In its landmark declaration on religious freedom, “Dignitatis Humanae,” the Second Vatican Council teaches that the “right of the human person to religious freedom is to be recognized in constitutional law … and thus is to become a civil right” (DH §2). Commentators both secular and religious noticed a marked change in the Council’s teaching from previous declarations, such as Gregory XVI’s encyclical “Mirari vos,” which condemns religious indifferentism.
The juxtaposition of both documents reveals itself as a false dichotomy, however. In declaring the civil right to religion as necessary, the Council never contradicted the teachings of previous pontificates, much less demeaned the unchangeable truth that the fullness of truth is found in the Catholic Church. The Council rightly taught that no state or political regime can circumvent the efforts of the Church by restricting the natural right and duty to worship God. Unfortunately, less favorable readings of the documents argue that the Church paved the way for the now-infamous campaign for “freedom from religion,” which purports an extreme separation between church and state.
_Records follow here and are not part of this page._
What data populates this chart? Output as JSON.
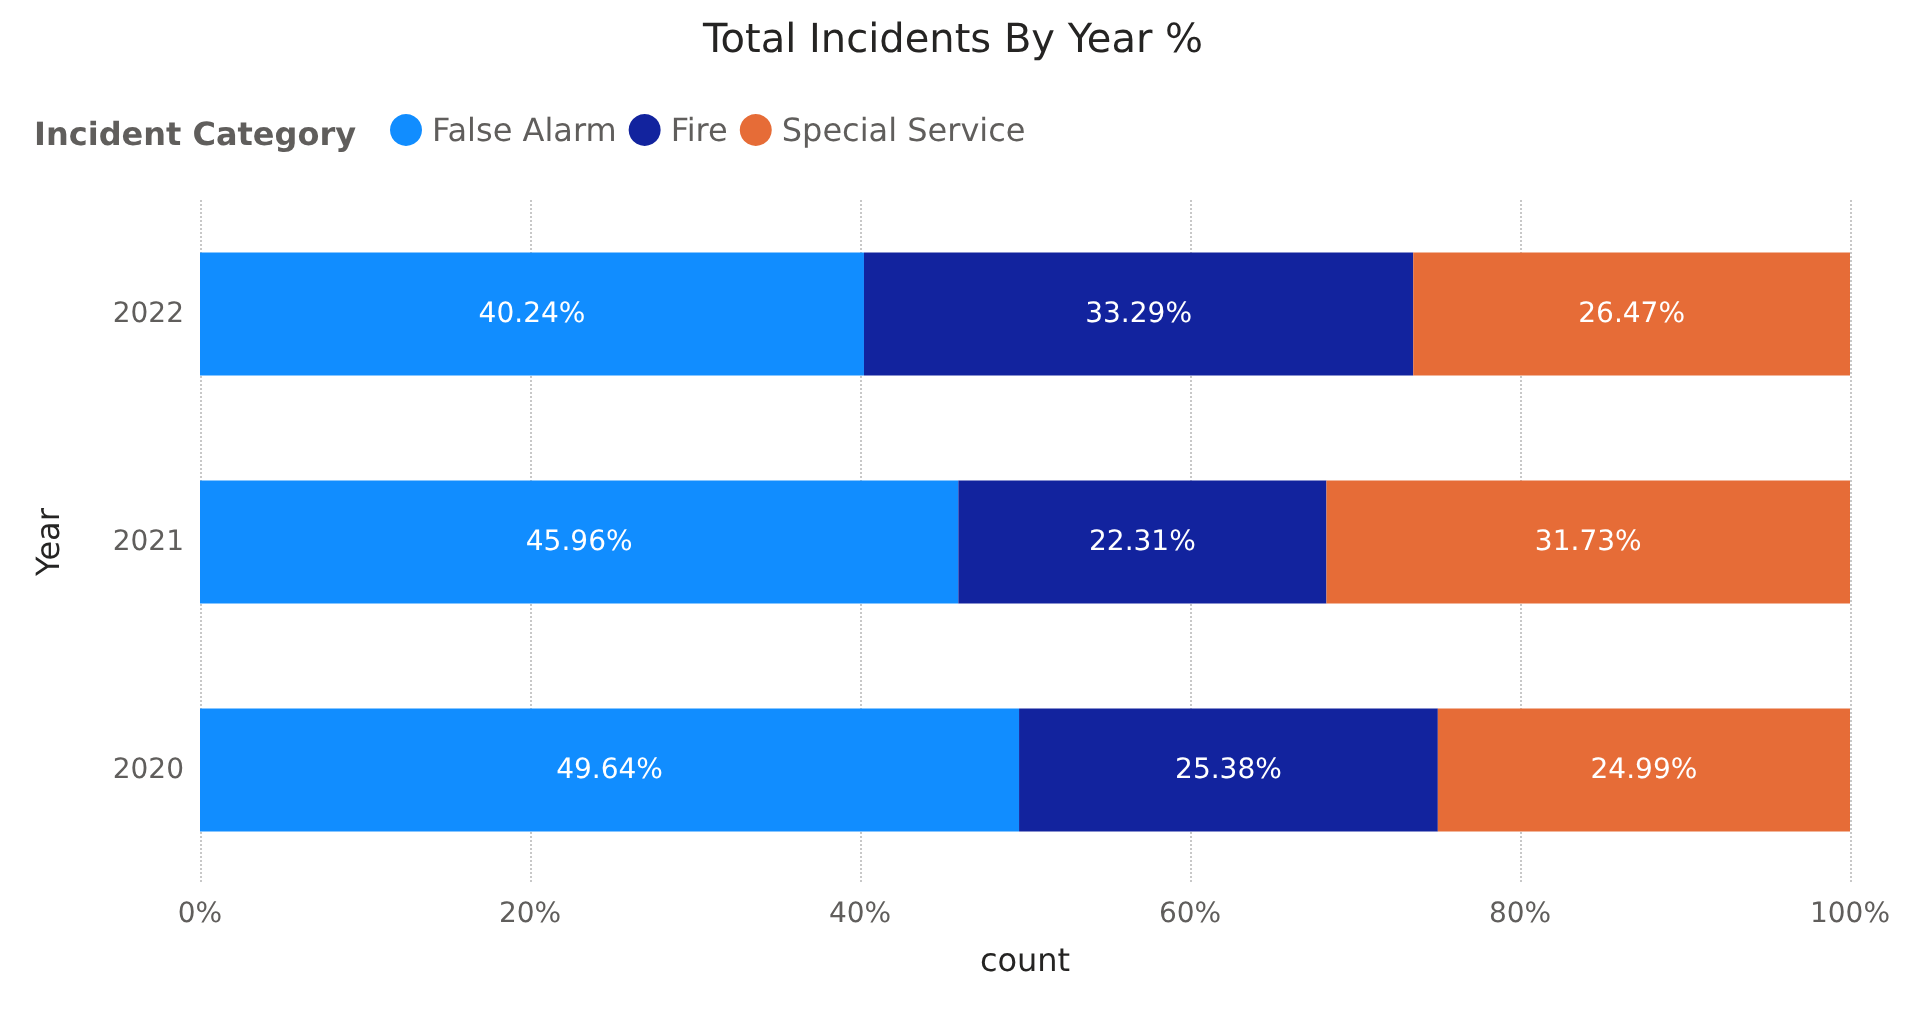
{
  "chart_data": {
    "type": "bar",
    "title": "Total Incidents By Year %",
    "xlabel": "count",
    "ylabel": "Year",
    "legend_title": "Incident Category",
    "categories": [
      "2022",
      "2021",
      "2020"
    ],
    "series": [
      {
        "name": "False Alarm",
        "color": "#118dff",
        "values": [
          40.24,
          45.96,
          49.64
        ],
        "value_labels": [
          "40.24%",
          "45.96%",
          "49.64%"
        ]
      },
      {
        "name": "Fire",
        "color": "#12239e",
        "values": [
          33.29,
          22.31,
          25.38
        ],
        "value_labels": [
          "33.29%",
          "22.31%",
          "25.38%"
        ]
      },
      {
        "name": "Special Service",
        "color": "#e66c37",
        "values": [
          26.47,
          31.73,
          24.99
        ],
        "value_labels": [
          "26.47%",
          "31.73%",
          "24.99%"
        ]
      }
    ],
    "stacked": true,
    "orientation": "horizontal",
    "xlim": [
      0,
      100
    ],
    "xticks": [
      {
        "value": 0,
        "label": "0%"
      },
      {
        "value": 20,
        "label": "20%"
      },
      {
        "value": 40,
        "label": "40%"
      },
      {
        "value": 60,
        "label": "60%"
      },
      {
        "value": 80,
        "label": "80%"
      },
      {
        "value": 100,
        "label": "100%"
      }
    ],
    "grid": "x",
    "legend": "top left"
  }
}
The Establishment Clause in the U.S. Constitution prohibits the federal government from mandating the observance of one particular religion for the citizenry. But it says nothing about governmental checks on religion. Religious freedom allows the human person to fulfill something inherent in his very being: the desire to give glory and honor to God. If a political regime seeks to stifle that, it harms the common good. As “Dignitatis Humanae” teaches, “[Jesus] acknowledged the power of government and its rights, when He commanded that tribute be given to Caesar: but He gave clear warning that the higher rights of God are to be kept inviolate” (DH 11).